Retribusi Numpang Lewat di Gerbang Kemanusiaan RSUDAM

Rabu, 1 Oktober 2025 21:06
Ali Rukman F

OLEH ALI RUKMAN*

RUMAH sakit adalah tempat orang datang dengan luka, doa, dan harapan. Tapi di gerbang RSUD Abdul Moeloek (RSUAM) Bandar Lampung, keluarga pasien sering kali dihadapkan pada beban lain yang tak kalah menyakitkan: retribusi parkir yang terasa lebih tajam dari biaya.

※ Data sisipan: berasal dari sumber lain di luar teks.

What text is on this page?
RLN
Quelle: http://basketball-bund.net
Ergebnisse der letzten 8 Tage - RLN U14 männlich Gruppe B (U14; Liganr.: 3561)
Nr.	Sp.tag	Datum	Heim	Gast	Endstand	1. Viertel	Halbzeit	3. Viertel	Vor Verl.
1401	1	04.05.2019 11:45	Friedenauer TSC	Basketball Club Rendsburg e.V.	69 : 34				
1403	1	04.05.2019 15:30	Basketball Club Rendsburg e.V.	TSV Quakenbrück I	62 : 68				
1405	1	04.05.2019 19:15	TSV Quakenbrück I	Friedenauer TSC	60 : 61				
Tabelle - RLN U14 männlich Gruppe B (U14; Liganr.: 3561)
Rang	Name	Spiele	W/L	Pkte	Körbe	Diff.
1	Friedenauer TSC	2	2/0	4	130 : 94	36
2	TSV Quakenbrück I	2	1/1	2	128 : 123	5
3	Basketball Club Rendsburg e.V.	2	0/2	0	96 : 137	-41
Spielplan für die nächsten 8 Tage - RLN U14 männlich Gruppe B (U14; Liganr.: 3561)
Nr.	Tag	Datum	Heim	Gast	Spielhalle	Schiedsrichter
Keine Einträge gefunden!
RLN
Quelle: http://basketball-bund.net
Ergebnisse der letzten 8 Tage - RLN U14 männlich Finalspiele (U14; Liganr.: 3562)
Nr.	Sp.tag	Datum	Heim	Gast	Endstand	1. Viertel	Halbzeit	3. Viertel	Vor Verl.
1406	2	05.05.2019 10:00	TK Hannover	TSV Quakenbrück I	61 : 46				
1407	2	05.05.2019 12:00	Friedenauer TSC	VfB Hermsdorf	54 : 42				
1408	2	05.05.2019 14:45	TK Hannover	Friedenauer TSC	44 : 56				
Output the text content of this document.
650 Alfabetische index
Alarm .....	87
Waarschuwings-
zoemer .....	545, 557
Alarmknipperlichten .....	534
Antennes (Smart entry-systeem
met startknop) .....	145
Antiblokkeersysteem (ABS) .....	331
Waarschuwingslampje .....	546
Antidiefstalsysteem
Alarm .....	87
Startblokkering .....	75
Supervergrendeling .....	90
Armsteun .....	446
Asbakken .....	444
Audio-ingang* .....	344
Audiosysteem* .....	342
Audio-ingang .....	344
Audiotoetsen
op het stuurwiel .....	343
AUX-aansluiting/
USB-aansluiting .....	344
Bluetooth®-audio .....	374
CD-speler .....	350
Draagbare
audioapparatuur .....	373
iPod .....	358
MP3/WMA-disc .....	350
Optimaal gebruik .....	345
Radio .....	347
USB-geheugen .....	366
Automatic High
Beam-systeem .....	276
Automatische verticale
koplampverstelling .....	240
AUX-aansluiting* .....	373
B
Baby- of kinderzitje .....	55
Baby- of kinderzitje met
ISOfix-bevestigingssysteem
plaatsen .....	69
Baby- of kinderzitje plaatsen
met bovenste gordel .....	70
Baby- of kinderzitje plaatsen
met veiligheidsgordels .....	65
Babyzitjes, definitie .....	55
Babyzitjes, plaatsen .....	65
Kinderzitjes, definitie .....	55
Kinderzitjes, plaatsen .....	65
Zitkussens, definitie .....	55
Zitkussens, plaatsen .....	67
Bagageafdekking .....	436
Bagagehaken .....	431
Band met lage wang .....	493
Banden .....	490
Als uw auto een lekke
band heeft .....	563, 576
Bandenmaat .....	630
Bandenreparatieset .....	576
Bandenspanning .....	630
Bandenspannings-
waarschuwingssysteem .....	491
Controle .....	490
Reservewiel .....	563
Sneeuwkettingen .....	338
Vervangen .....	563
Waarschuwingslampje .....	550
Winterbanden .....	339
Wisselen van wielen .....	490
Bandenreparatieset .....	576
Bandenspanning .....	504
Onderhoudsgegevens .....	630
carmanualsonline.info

Fenomena yang terjadi sederhana tapi mengiris, kendaraan yang hanya lewat mengantar pasien, meski tak memanfaatkan lahan parkir, tetap dikenai tarif Rp3.000, atau dihitung satu jam penuh. Di titik-titik vital seperti IGD, Rawat Jalan, hingga Gedung Cuci Darah—yang setiap hari ramai oleh kendaraan antarjemput—logika kemanusiaan seolah absen. Bukankah seharusnya kendaraan antarjemput, apalagi angkot dan atau kendaraan online, dibebaskan dari pungutan?

Beberapa rumah sakit swasta di Bandarlampung sudah melangkah lebih bijak. Mereka memberi kebijakan: hanya yang benar-benar parkir yang dikenai biaya. Kendaraan yang sekadar menurunkan pasien dibiarkan lewat tanpa pungutan. Ada empati di sana, ada kepekaan. Maka wajar jika kita berharap RSUAM—sebagai rumah sakit rujukan terbesar di Provinsi Lampung—mampu meniru kebijakan baik itu.

Yang terasa ganjil justru ketegasan petugas pintu keluar. Mereka begitu sigap saat menarik bayaran, tetapi minim dalam pelayanan. Saat berad di dalam umumnya kendaraan dibiarkan mencari tempat parkir sendiri, tanpa arahan, tanpa pengaturan. Pertanyaan pun muncul: adakah rasa adil ketika yang dikejar hanya retribusi, sementara pelayanan tak sepadan? Dan lebih dalam lagi: benarkah retribusi parkir ini sepenuhnya masuk kas daerah, atau justru ada celah-celah yang hilang di jalan? Ntaaahlaah.

Seorang ahli tata kota pernah mengingatkan, “Retribusi parkir tidak boleh melukai rasa keadilan publik.” Parkir di rumah sakit mestinya menjadi instrumen pengaturan, bukan ladang mencari rupiah. Apalagi bagi keluarga pasien yang sedang berada di ujung daya dan doa.

Sebelum pemerintah mengeluarkan regulasi yang lebih tegas—membebaskan parkir untuk kendaraan antar-jemput di seluruh fasilitas public di Bandarlampung seperti: universitas, mall, hotel, dan rumah sakit—RSUAM mestinya bisa menjadi pelopor. Karena ukuran sebuah rumah sakit besar idealnya tidak hanya pada luas bangunan atau jumlah pasien, tapi juga pada kemampuannya menjaga nilai kemanusiaan di setiap detail pelayanan, bahkan sampai soal parkir.

Dan di sinilah nurani publik harus bersuara. Jangan biarkan gerbang rumah sakit berubah menjadi loket retribusi yang menghisap di saat keluarga tengah berjuang dengan doa dan air mata. Jangan biarkan RSUAM, yang mestinya jadi simbol pelayanan kesehatan tertinggi di Lampung, justru tercatat di hati rakyat sebagai tempat di mana kemanusiaan dipaksa kalah oleh karcis parkir.

Kini saatnya pemerintah daerah meninjau ulang. Hentikan pungutan untuk kendaraan yang sekadar antar jemput. Tunjukkan bahwa empati bisa lebih berharga daripada tiga ribu rupiah. Sebab sejarah akan mencatat, apakah rumah sakit ini benar-benar berdiri untuk menyembuhkan rakyat, atau sekadar berdiri untuk menghitung receh dari gerbang penderitaan.